Warga Keberatan Rencana Pembangunan Indomaret Dan Alfamart di Kurau

Lensabangkabelitung.com, KOBA – Pembangunan ritel modern atau berskala nasional (Indomaret, Alfamart dan atau sejenisnya) di Desa Kurau, Kecamatan Koba, Kabupaten Bangka Tengah (Bateng) mendapat penolakan dari sejumlah warga setempat.

Ketua Badan Permusyawaratan Desa (BPD) Kurau, Kikin Rafian mengatakan pihaknya sudah menggelar rapat musyawarah mengenai penolakan dan keberatan atas rencana pembangunan toko ritel berskala nasional di desa Kurau.

“Pada dasarnya seluruh pemilik toko menolak dibangunnya toko ritel berskala nasional di Desa Kurau, karena pedagang kecil atau pemilik toko di sekitar merasa akan terkena dampak. Toko ritel tersebut tidak hanya berdampak kepada pemilik toko namun juga dikhawatirkan akan berdampak negatif kepada pelaku UMKM di Desa Kurau khususnya,” jelasnya, Jumat (13/1/2023).

Kikin mengatakan, pihaknya butuh solusi untuk pembukaan ritel tersebut, kita berharap awak media bisa menyebarkan informasi ini dan tersampaikan ke Bupati dan Ketua DPRD Bangka Tengah.

Sementara itu, Abdullah Randi, Ketua Umum HIPMI Bangka Tengah menilai sikap warga atau perwakilan masyarakat Desa Kurau menolak kehadiran toko ritel besar di Desa mereka itu wajar.

“Penolakan ini wajar, karena bisa berdampak pada toko-toko kelontong yang ada di desa tersebut. Kita ketahui selama ini masyarakat sekitar membeli di toko kelontong, ada kekeluargaan sangat melekat di tradisi kami khususnya Bangka Tengah,” ujarnya.

Menurutnya Bupati juga harus benar memilah izin yang diberikan dengan kultur dan tempat wilayah tersebut.

“Ini kan desa, ya jangan dikasih lah.

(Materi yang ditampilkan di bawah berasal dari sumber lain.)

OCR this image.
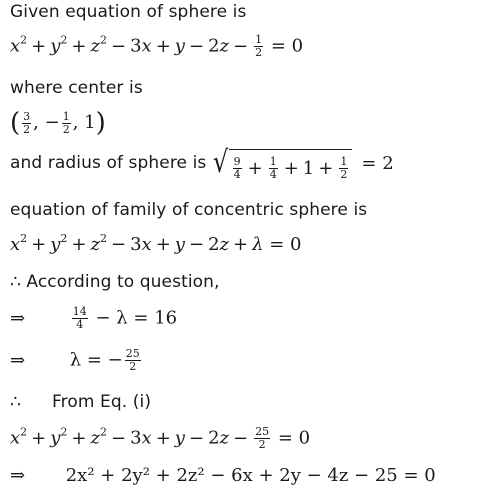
Given equation of sphere is
$x^2 + y^2 + z^2 - 3x + y - 2z - \frac{1}{2} = 0$
where center is
( $\frac{3}{2}$ , − $\frac{1}{2}$ , 1)
and radius of sphere is √ $\frac{9}{4} + \frac{1}{4} + 1 + \frac{1}{2} = 2$
equation of family of concentric sphere is
$x^2 + y^2 + z^2 - 3x + y - 2z + \lambda = 0$
∴ According to question,
⇒	$\frac{14}{4} - \lambda = 16$
⇒ λ = − $\frac{25}{2}$
∴ From Eq. (i)
$x^2 + y^2 + z^2 - 3x + y - 2z - \frac{25}{2} = 0$
⇒ 2x² + 2y² + 2z² − 6x + 2y − 4z − 25 = 0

Kalau pinggir kota seperti Pangkalan Baru sepanjang jalan raya ke bandara ya tidak masalah, ini kan udah masuk desa, sehingga akan mengganggu kawan-kawan UMKM di desa tersebut, apalagi Desa Kurau merupakan sentra UMKM olahan makanan hasil lautnya,” ucapnya.

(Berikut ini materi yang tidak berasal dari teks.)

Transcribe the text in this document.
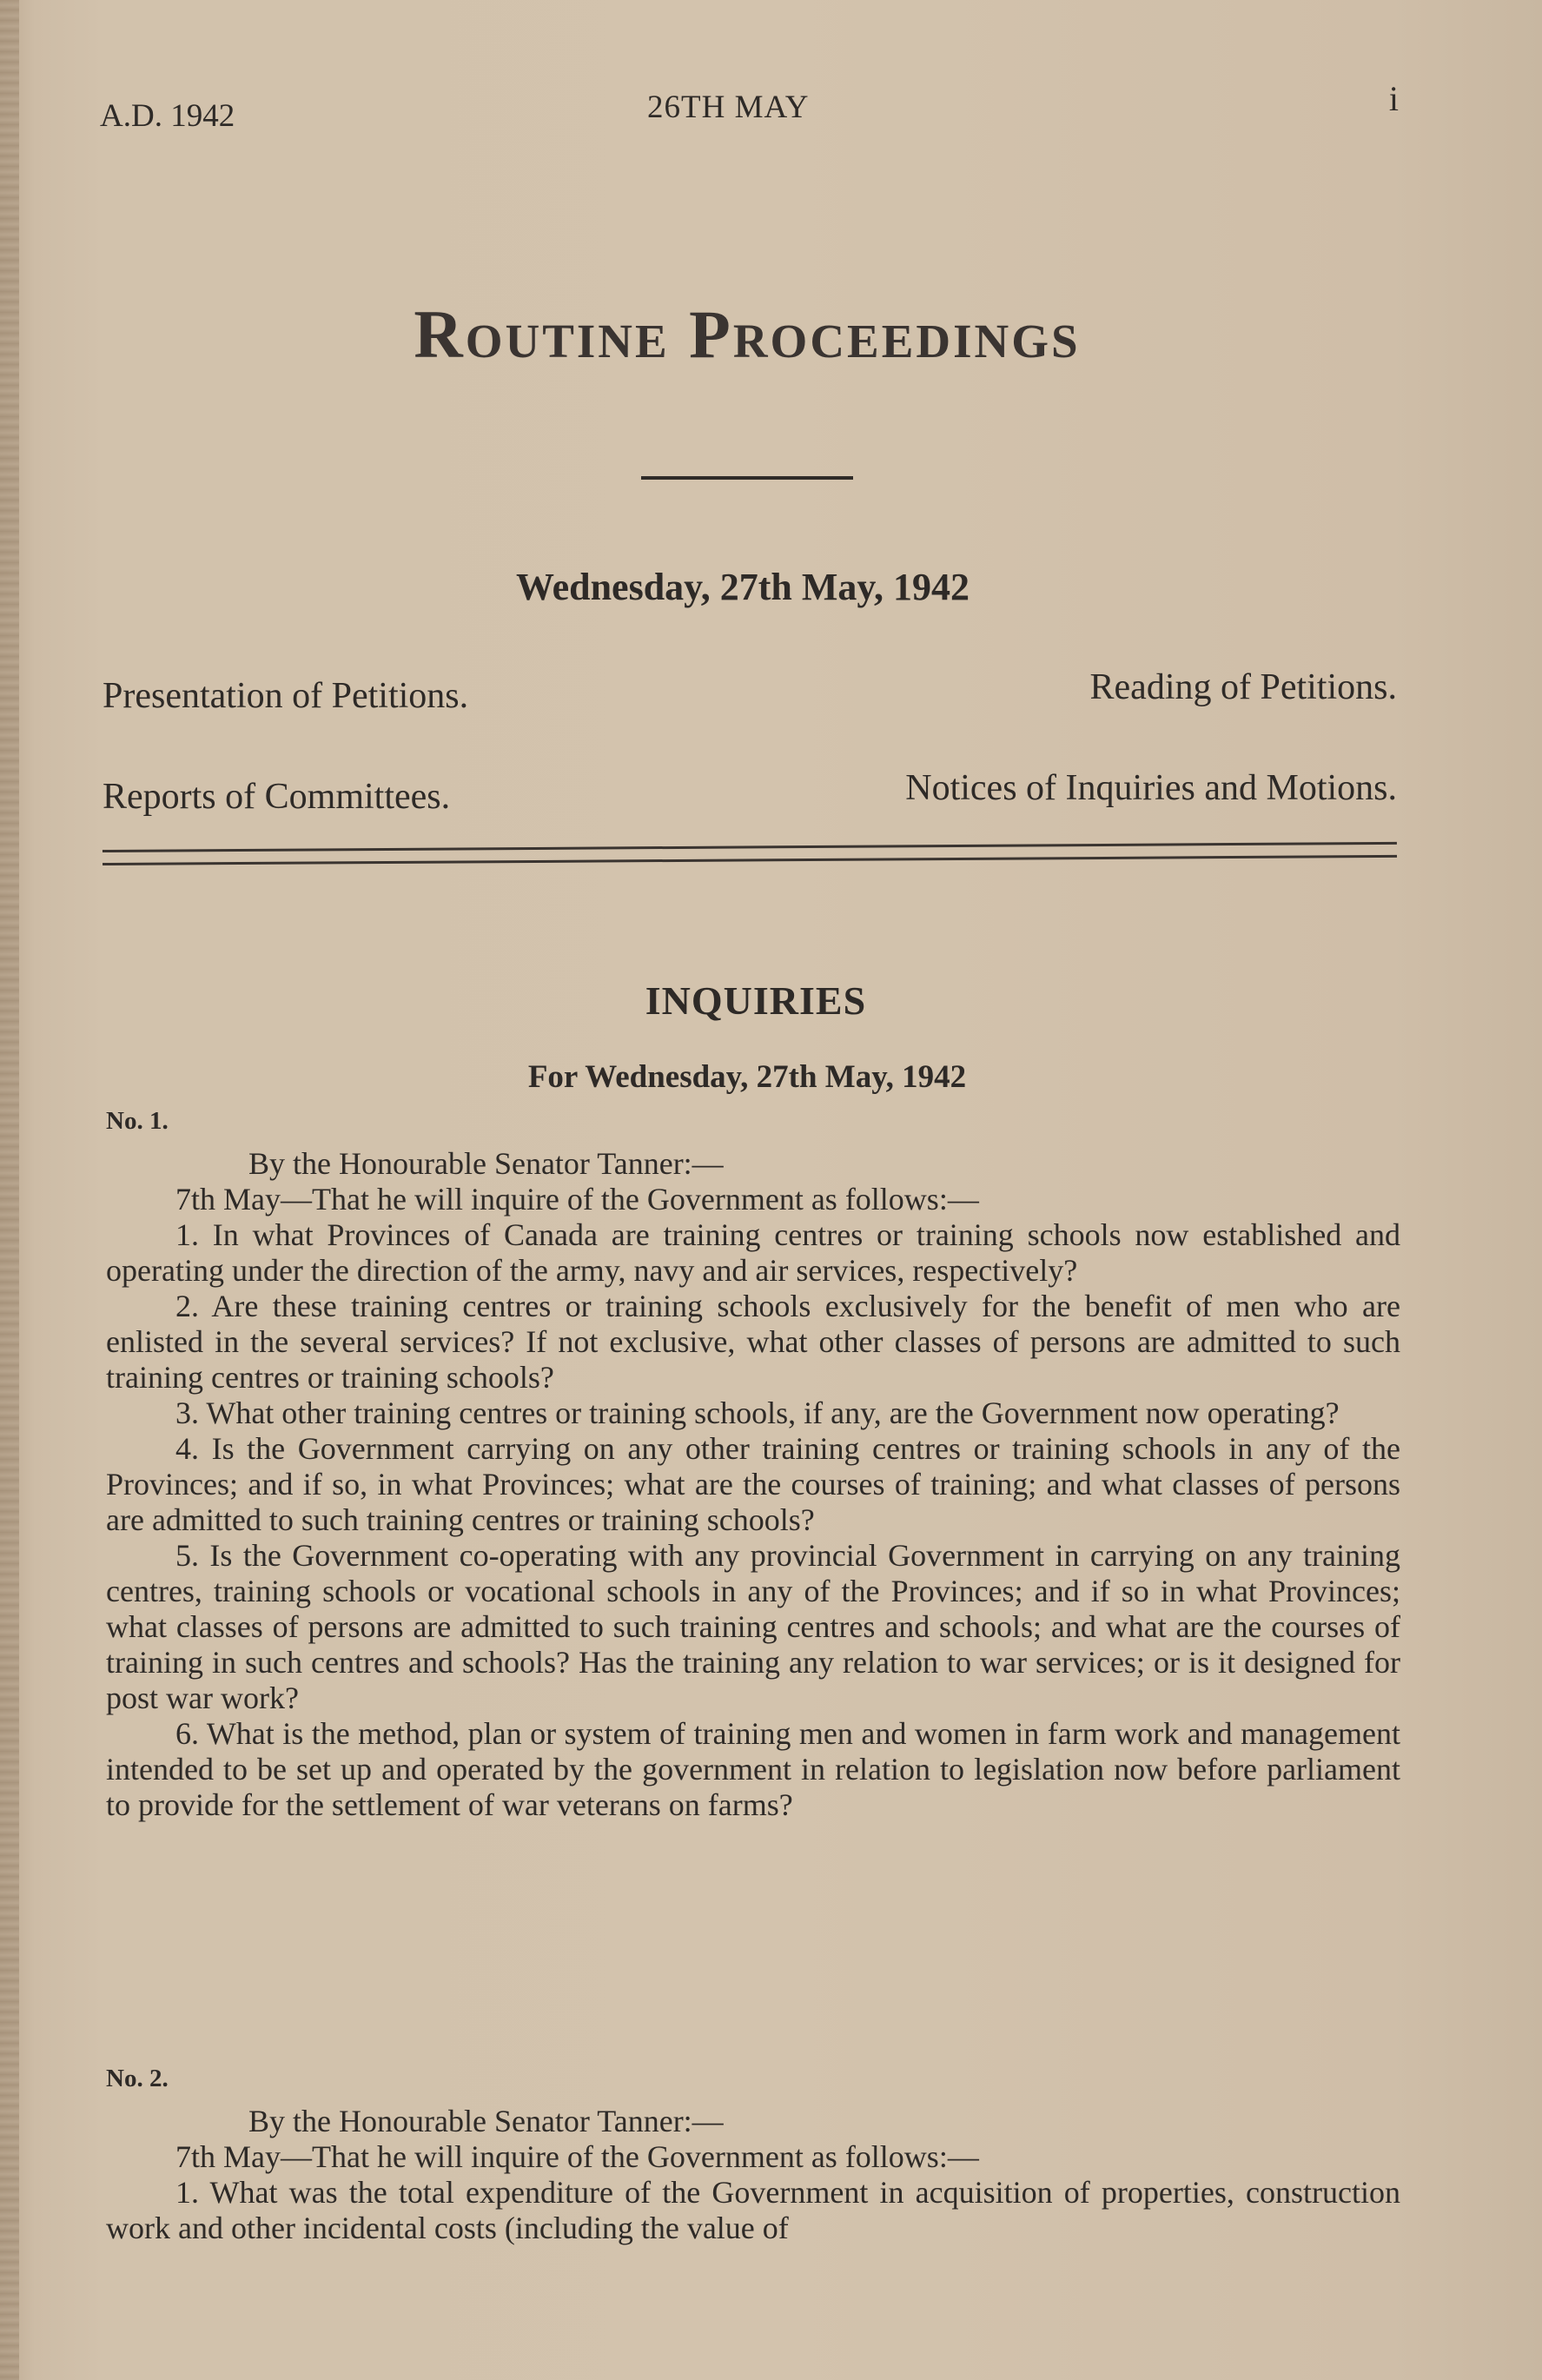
A.D. 1942	26TH MAY	i
Routine Proceedings
Wednesday, 27th May, 1942
Presentation of Petitions.	Reading of Petitions.
Reports of Committees.	Notices of Inquiries and Motions.
INQUIRIES
For Wednesday, 27th May, 1942
No. 1.
By the Honourable Senator Tanner:—

7th May—That he will inquire of the Government as follows:—

1. In what Provinces of Canada are training centres or training schools now established and operating under the direction of the army, navy and air services, respectively?

2. Are these training centres or training schools exclusively for the benefit of men who are enlisted in the several services? If not exclusive, what other classes of persons are admitted to such training centres or training schools?

3. What other training centres or training schools, if any, are the Government now operating?

4. Is the Government carrying on any other training centres or training schools in any of the Provinces; and if so, in what Provinces; what are the courses of training; and what classes of persons are admitted to such training centres or training schools?

5. Is the Government co-operating with any provincial Government in carrying on any training centres, training schools or vocational schools in any of the Provinces; and if so in what Provinces; what classes of persons are admitted to such training centres and schools; and what are the courses of training in such centres and schools? Has the training any relation to war services; or is it designed for post war work?

6. What is the method, plan or system of training men and women in farm work and management intended to be set up and operated by the government in relation to legislation now before parliament to provide for the settlement of war veterans on farms?

No. 2.
By the Honourable Senator Tanner:—

7th May—That he will inquire of the Government as follows:—

1. What was the total expenditure of the Government in acquisition of properties, construction work and other incidental costs (including the value of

Abdullah mengatakan dari pihak HIPMI Bangka Tengah khususnya sependapat, apa yang disampaikan dan dikeluhkan perwakilan masyarakat setempat, karena akan mematikan ekonomi dan perputaran duit disetempat.

Diketahui, saat ini ritel modern tersebut dalam proses pembangunan. Menurut keterangan Hasbullah sebagai juru bicara pedagang kelontong Desa Kurau, awalnya memang ada bangunan di sana dan dirobohkan, kemudian mulailah ada pembangunan.

“Setelah kita tanyakan ke Kepala Desa Kurau, ternyata akan dibangun ritel modern, kemudian setelah mengadakan 3 pertemuan maka semuanya sepakat menolak dan keberatan atas pembangunan ritel berskala nasional tersebut, namun beberapa waktu lalu pembangunan kembali dilanjutkan,” ungkapnya.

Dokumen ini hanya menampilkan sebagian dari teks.